The active-case detection programme has begun its phase 1 roll-out in Bihar. Preparations (village mapping, approvals from government, liaising with district and block officials and training of front line workers) have been completed and field work has begun. In 3 days of "real" field operations 10 field teams (one person from IPE Global: India and one government staff member) covered 2760 households, equivalent to approximately 14,000 people. Most of the households were situated in very poor communities. We found 122 suspect cases of VL and PKDL.

 

We also introduced active-case searching through the Behaviour change communication (BCC) teams of New Concepts. Under this component the team from NC, after the Information Education Communication/BCC session (community group session), searched for any suspected VL or PKDL cases.
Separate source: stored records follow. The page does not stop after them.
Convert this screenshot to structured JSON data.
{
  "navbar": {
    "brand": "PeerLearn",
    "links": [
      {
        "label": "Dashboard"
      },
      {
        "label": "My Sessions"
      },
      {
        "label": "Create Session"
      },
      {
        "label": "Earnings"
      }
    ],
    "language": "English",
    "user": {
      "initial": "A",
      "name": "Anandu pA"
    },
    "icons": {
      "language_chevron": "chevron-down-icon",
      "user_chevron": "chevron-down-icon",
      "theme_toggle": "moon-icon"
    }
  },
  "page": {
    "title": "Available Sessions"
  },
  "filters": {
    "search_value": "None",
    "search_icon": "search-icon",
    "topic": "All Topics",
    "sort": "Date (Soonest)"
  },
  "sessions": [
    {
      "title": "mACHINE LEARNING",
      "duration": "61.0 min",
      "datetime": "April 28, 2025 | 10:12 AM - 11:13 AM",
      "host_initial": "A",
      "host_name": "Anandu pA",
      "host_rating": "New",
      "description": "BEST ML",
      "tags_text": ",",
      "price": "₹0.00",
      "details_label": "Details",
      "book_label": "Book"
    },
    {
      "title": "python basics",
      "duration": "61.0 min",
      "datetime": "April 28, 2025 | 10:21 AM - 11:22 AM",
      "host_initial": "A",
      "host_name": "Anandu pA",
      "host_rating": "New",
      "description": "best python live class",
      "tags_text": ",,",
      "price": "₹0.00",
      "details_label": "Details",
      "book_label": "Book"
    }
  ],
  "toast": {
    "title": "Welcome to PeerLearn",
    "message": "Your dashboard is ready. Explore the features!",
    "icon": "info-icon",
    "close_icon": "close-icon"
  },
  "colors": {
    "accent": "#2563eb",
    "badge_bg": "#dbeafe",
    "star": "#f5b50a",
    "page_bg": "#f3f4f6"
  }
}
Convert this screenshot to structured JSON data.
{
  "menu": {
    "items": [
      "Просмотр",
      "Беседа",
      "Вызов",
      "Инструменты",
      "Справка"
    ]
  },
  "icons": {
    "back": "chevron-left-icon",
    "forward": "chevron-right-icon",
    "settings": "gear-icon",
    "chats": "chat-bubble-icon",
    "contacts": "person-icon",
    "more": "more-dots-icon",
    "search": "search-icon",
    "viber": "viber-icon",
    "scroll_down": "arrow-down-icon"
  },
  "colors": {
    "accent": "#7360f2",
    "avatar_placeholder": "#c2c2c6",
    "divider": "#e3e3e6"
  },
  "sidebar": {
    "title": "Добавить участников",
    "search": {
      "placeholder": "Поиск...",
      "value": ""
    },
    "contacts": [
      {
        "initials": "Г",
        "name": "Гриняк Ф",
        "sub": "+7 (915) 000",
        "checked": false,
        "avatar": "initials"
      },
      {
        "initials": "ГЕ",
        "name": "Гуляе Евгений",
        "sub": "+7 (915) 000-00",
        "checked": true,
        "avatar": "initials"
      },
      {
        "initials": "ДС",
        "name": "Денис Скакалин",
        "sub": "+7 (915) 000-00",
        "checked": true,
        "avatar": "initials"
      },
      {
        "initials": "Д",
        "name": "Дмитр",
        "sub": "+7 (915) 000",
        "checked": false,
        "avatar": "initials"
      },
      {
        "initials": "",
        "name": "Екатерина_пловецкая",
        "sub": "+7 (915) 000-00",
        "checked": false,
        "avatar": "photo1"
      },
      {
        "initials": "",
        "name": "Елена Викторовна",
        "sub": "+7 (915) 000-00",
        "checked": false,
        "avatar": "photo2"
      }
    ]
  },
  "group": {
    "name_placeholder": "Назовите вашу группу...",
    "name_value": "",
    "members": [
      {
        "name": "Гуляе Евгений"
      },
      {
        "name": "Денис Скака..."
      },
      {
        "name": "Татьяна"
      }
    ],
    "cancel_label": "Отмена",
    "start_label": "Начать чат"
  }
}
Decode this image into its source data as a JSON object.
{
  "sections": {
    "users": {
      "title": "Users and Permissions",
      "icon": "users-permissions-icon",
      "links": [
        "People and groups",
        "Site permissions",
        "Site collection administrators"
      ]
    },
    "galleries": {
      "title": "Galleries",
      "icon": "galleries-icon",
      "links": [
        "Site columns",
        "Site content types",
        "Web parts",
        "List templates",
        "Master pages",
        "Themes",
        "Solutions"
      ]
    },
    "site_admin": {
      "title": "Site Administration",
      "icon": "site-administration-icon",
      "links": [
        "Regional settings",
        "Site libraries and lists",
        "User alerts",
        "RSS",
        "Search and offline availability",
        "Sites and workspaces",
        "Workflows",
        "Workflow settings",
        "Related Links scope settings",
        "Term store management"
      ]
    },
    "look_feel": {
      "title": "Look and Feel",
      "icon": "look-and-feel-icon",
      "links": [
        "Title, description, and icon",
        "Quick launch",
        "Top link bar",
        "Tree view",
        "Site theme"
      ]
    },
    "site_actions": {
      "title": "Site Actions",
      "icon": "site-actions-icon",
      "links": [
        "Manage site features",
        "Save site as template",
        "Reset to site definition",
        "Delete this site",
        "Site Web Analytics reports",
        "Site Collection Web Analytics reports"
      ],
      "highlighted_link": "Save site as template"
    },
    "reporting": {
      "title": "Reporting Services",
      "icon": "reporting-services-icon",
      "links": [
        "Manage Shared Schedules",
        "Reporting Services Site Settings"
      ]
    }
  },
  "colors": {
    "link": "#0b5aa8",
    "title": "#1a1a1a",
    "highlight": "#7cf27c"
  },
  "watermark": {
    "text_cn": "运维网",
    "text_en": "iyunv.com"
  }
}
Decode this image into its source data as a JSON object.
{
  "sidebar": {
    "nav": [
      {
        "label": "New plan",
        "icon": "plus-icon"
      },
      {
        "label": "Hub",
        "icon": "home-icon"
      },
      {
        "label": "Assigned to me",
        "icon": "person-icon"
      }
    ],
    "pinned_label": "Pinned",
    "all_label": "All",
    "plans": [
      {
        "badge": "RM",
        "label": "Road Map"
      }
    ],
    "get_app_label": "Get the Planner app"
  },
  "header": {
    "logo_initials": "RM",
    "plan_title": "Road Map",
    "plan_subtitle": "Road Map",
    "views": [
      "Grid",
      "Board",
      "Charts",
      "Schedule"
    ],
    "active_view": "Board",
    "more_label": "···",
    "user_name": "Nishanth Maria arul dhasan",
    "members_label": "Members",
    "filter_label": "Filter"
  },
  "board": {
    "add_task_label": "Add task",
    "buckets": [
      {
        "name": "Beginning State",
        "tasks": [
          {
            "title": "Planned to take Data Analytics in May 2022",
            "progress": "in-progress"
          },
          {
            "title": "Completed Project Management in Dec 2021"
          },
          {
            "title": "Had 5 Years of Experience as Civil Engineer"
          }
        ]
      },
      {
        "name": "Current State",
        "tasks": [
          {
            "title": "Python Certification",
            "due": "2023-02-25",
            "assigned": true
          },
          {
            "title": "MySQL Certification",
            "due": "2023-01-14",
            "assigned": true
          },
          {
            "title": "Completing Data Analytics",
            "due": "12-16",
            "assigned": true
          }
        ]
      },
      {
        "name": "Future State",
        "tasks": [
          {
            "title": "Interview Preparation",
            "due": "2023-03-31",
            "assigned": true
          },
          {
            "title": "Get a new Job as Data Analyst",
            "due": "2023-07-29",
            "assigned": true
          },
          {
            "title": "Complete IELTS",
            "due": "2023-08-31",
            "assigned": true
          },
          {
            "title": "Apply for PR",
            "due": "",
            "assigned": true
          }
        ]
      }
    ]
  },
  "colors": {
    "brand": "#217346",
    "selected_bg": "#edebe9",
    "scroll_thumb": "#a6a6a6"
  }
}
This was done mainly through asking questions to the communities they interacted with, or by asking community health workers or other key people in the community. The teams have been able to identify more than 1,800 suspected cases of VL or PKDL, of which 211 were confirmed as VL and 35 as PKDL. These confirmed cases were then referred to PHC (via a referral slip). However, only 50% of these individuals went to the PHC for confirmatory diagnosis.  We are looking at ways to increase this proportion.